46 A. 49 | N.H. | 1899

The instructions requested by the defendant were properly denied.

It is true that "in the earlier history of the common law only such acts were deemed criminal as had in them the vicious element of an unlawful intent, indicating a deviation from moral rectitude; but this quality has ceased to be essential, and now acts unobjectionable in a moral view, except so far as being prohibited by law makes them so, constitute a considerable portion of the criminal code. In such statutes the act is expressly prohibited, without reference to the intent or purpose of the party committing it, and is usually of the class in which the person committing it is under no obligation to act unless he knows he can do so lawfully.

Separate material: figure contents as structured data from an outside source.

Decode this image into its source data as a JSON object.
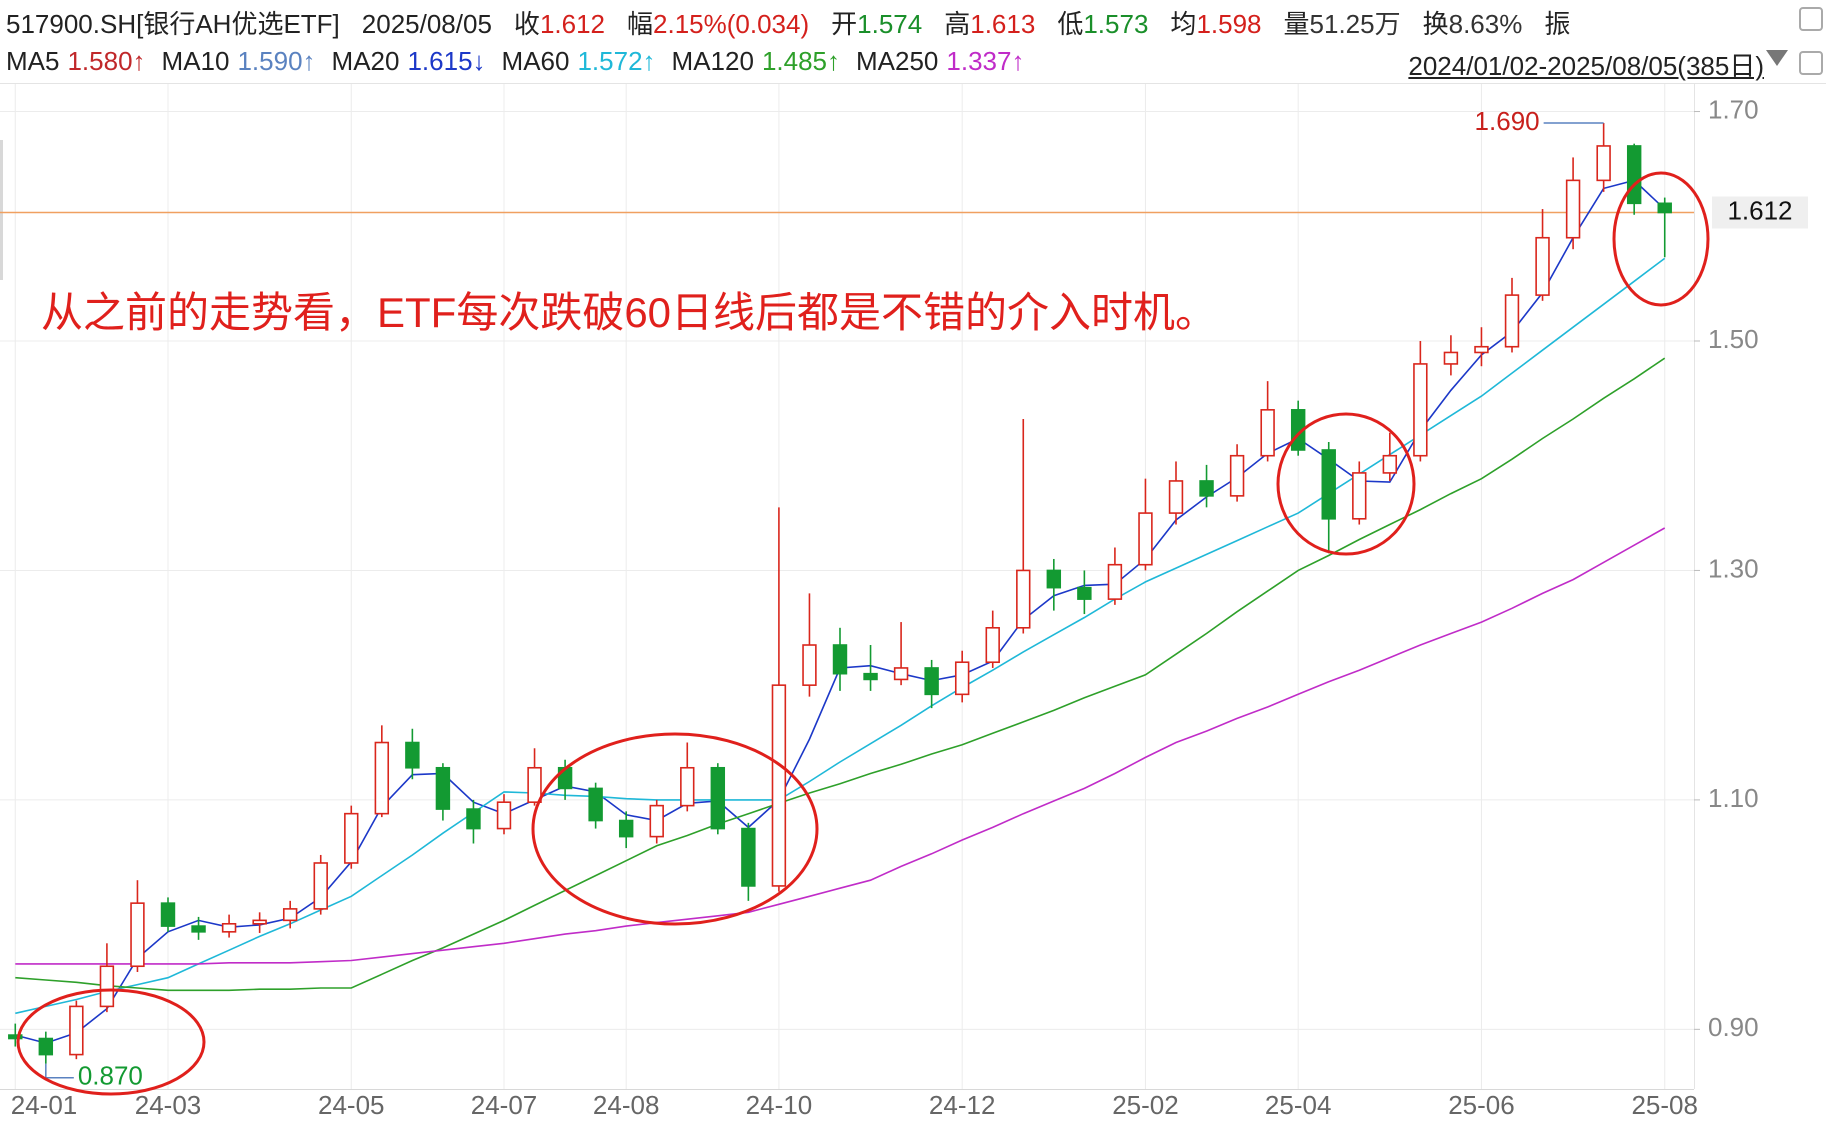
{
  "chart_data": {
    "type": "candlestick",
    "header": {
      "code": "517900.SH[银行AH优选ETF]",
      "date": "2025/08/05",
      "items": [
        {
          "label": "收",
          "value": "1.612",
          "color": "#d4201c"
        },
        {
          "label": "幅",
          "value": "2.15%(0.034)",
          "color": "#d4201c"
        },
        {
          "label": "开",
          "value": "1.574",
          "color": "#1a8f2a"
        },
        {
          "label": "高",
          "value": "1.613",
          "color": "#d4201c"
        },
        {
          "label": "低",
          "value": "1.573",
          "color": "#1a8f2a"
        },
        {
          "label": "均",
          "value": "1.598",
          "color": "#d4201c"
        },
        {
          "label": "量",
          "value": "51.25万",
          "color": "#333333"
        },
        {
          "label": "换",
          "value": "8.63%",
          "color": "#333333"
        },
        {
          "label": "振"
        }
      ],
      "range": "2024/01/02-2025/08/05(385日)"
    },
    "annotation": "从之前的走势看，ETF每次跌破60日线后都是不错的介入时机。",
    "categories": [
      "24-01",
      null,
      null,
      null,
      null,
      "24-03",
      null,
      null,
      null,
      null,
      null,
      "24-05",
      null,
      null,
      null,
      null,
      "24-07",
      null,
      null,
      null,
      "24-08",
      null,
      null,
      null,
      null,
      "24-10",
      null,
      null,
      null,
      null,
      null,
      "24-12",
      null,
      null,
      null,
      null,
      null,
      "25-02",
      null,
      null,
      null,
      null,
      "25-04",
      null,
      null,
      null,
      null,
      null,
      "25-06",
      null,
      null,
      null,
      null,
      null,
      "25-08"
    ],
    "open": [
      0.895,
      0.892,
      0.878,
      0.92,
      0.955,
      1.01,
      0.99,
      0.985,
      0.992,
      0.995,
      1.005,
      1.045,
      1.088,
      1.15,
      1.128,
      1.092,
      1.075,
      1.098,
      1.128,
      1.11,
      1.082,
      1.068,
      1.095,
      1.128,
      1.075,
      1.025,
      1.2,
      1.235,
      1.21,
      1.205,
      1.215,
      1.192,
      1.22,
      1.25,
      1.3,
      1.285,
      1.275,
      1.305,
      1.35,
      1.378,
      1.365,
      1.4,
      1.44,
      1.405,
      1.345,
      1.385,
      1.4,
      1.48,
      1.49,
      1.495,
      1.54,
      1.59,
      1.64,
      1.67,
      1.62
    ],
    "high": [
      0.905,
      0.898,
      0.925,
      0.975,
      1.03,
      1.015,
      0.998,
      1.0,
      1.002,
      1.012,
      1.052,
      1.095,
      1.165,
      1.162,
      1.132,
      1.1,
      1.105,
      1.145,
      1.135,
      1.115,
      1.09,
      1.1,
      1.15,
      1.132,
      1.08,
      1.355,
      1.28,
      1.25,
      1.235,
      1.255,
      1.222,
      1.23,
      1.265,
      1.432,
      1.31,
      1.3,
      1.32,
      1.38,
      1.395,
      1.392,
      1.41,
      1.465,
      1.448,
      1.412,
      1.395,
      1.42,
      1.5,
      1.505,
      1.512,
      1.555,
      1.615,
      1.66,
      1.69,
      1.672,
      1.625
    ],
    "low": [
      0.885,
      0.87,
      0.874,
      0.915,
      0.95,
      0.985,
      0.978,
      0.98,
      0.984,
      0.988,
      1.0,
      1.04,
      1.085,
      1.118,
      1.082,
      1.062,
      1.07,
      1.095,
      1.1,
      1.075,
      1.058,
      1.062,
      1.09,
      1.07,
      1.012,
      1.02,
      1.19,
      1.195,
      1.195,
      1.2,
      1.18,
      1.185,
      1.215,
      1.245,
      1.265,
      1.262,
      1.27,
      1.3,
      1.34,
      1.355,
      1.36,
      1.395,
      1.4,
      1.315,
      1.34,
      1.378,
      1.395,
      1.47,
      1.478,
      1.49,
      1.535,
      1.58,
      1.63,
      1.61,
      1.573
    ],
    "close": [
      0.892,
      0.878,
      0.92,
      0.955,
      1.01,
      0.99,
      0.985,
      0.992,
      0.995,
      1.005,
      1.045,
      1.088,
      1.15,
      1.128,
      1.092,
      1.075,
      1.098,
      1.128,
      1.11,
      1.082,
      1.068,
      1.095,
      1.128,
      1.075,
      1.025,
      1.2,
      1.235,
      1.21,
      1.205,
      1.215,
      1.192,
      1.22,
      1.25,
      1.3,
      1.285,
      1.275,
      1.305,
      1.35,
      1.378,
      1.365,
      1.4,
      1.44,
      1.405,
      1.345,
      1.385,
      1.4,
      1.48,
      1.49,
      1.495,
      1.54,
      1.59,
      1.64,
      1.67,
      1.62,
      1.612
    ],
    "up_color": "#d9261c",
    "down_color": "#139a32",
    "series": [
      {
        "name": "MA5",
        "legend_value": "1.580↑",
        "color": "#c0282a"
      },
      {
        "name": "MA10",
        "legend_value": "1.590↑",
        "color": "#5a82c0"
      },
      {
        "name": "MA20",
        "legend_value": "1.615↓",
        "color": "#1c38c8",
        "values": [
          0.895,
          0.888,
          0.897,
          0.918,
          0.962,
          0.985,
          0.995,
          0.989,
          0.991,
          0.997,
          1.015,
          1.046,
          1.094,
          1.122,
          1.123,
          1.098,
          1.088,
          1.1,
          1.112,
          1.107,
          1.087,
          1.082,
          1.097,
          1.099,
          1.076,
          1.1,
          1.153,
          1.215,
          1.217,
          1.21,
          1.204,
          1.209,
          1.221,
          1.257,
          1.278,
          1.287,
          1.288,
          1.31,
          1.344,
          1.364,
          1.381,
          1.402,
          1.415,
          1.397,
          1.378,
          1.377,
          1.422,
          1.457,
          1.488,
          1.508,
          1.542,
          1.59,
          1.633,
          1.64,
          1.615
        ]
      },
      {
        "name": "MA60",
        "legend_value": "1.572↑",
        "color": "#1fb8d8",
        "values": [
          0.914,
          0.92,
          0.926,
          0.933,
          0.939,
          0.945,
          0.957,
          0.969,
          0.981,
          0.992,
          1.004,
          1.016,
          1.034,
          1.052,
          1.071,
          1.089,
          1.107,
          1.106,
          1.104,
          1.103,
          1.101,
          1.1,
          1.1,
          1.1,
          1.1,
          1.1,
          1.116,
          1.133,
          1.149,
          1.165,
          1.182,
          1.198,
          1.213,
          1.229,
          1.244,
          1.259,
          1.275,
          1.29,
          1.302,
          1.314,
          1.326,
          1.338,
          1.35,
          1.367,
          1.384,
          1.401,
          1.418,
          1.435,
          1.452,
          1.472,
          1.492,
          1.512,
          1.532,
          1.552,
          1.572
        ]
      },
      {
        "name": "MA120",
        "legend_value": "1.485↑",
        "color": "#2ea02a",
        "values": [
          0.945,
          0.943,
          0.941,
          0.938,
          0.936,
          0.934,
          0.934,
          0.934,
          0.935,
          0.935,
          0.936,
          0.936,
          0.948,
          0.96,
          0.971,
          0.983,
          0.995,
          1.008,
          1.021,
          1.034,
          1.047,
          1.06,
          1.069,
          1.079,
          1.088,
          1.097,
          1.106,
          1.114,
          1.123,
          1.131,
          1.14,
          1.148,
          1.158,
          1.168,
          1.178,
          1.189,
          1.199,
          1.209,
          1.227,
          1.245,
          1.264,
          1.282,
          1.3,
          1.313,
          1.327,
          1.34,
          1.353,
          1.367,
          1.38,
          1.397,
          1.415,
          1.432,
          1.45,
          1.467,
          1.485
        ]
      },
      {
        "name": "MA250",
        "legend_value": "1.337↑",
        "color": "#c02cc8",
        "values": [
          0.957,
          0.957,
          0.957,
          0.957,
          0.957,
          0.957,
          0.957,
          0.958,
          0.958,
          0.958,
          0.959,
          0.96,
          0.963,
          0.966,
          0.969,
          0.972,
          0.975,
          0.979,
          0.983,
          0.986,
          0.99,
          0.993,
          0.996,
          0.999,
          1.002,
          1.009,
          1.016,
          1.023,
          1.03,
          1.042,
          1.053,
          1.065,
          1.076,
          1.088,
          1.099,
          1.11,
          1.123,
          1.137,
          1.15,
          1.16,
          1.171,
          1.181,
          1.192,
          1.203,
          1.213,
          1.224,
          1.235,
          1.245,
          1.255,
          1.267,
          1.28,
          1.292,
          1.307,
          1.322,
          1.337
        ]
      }
    ],
    "high_marker": {
      "value": 1.69,
      "label": "1.690"
    },
    "low_marker": {
      "value": 0.87,
      "label": "0.870"
    },
    "last_price": {
      "value": 1.612,
      "label": "1.612"
    },
    "last_price_color": "#f0a060",
    "ylim": [
      0.848,
      1.724
    ],
    "yticks": [
      {
        "value": 0.9,
        "label": "0.90"
      },
      {
        "value": 1.1,
        "label": "1.10"
      },
      {
        "value": 1.3,
        "label": "1.30"
      },
      {
        "value": 1.5,
        "label": "1.50"
      },
      {
        "value": 1.7,
        "label": "1.70"
      }
    ],
    "grid": true
  }
}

Under these statutes it is not a defence that the person acted honestly and in good faith, under a mistake of fact. He is bound to know the fact as well as the law, and he acts at his peril. These statutes do not make a guilty knowledge one of the ingredients of the offence." State v. Cornish, 66 N.H. 329, 330, and numerous *197 authorities there cited; State v. Campbell, 64 N.H. 402-405; Commonwealth v. Uhrig, 138 Mass. 492; Commonwealth v. Savery, 145 Mass. 212; State v. Smith, 10 R. I. 258; State v. Hughes, 16 R. I. 403.

The statute in question clearly comes within this class, and having been enacted nearly five years subsequent to the decision in State v. Cornish, of which the legislature must be deemed to have had knowledge, no room for reasonable doubt remains that the legislative intent was that the statute should be construed in accordance with its language and agreeably to the construction obtaining not only in State v. Cornish, but in preceding cases.

Exceptions overruled.

PEASLEE, J., did not sit: the others concurred.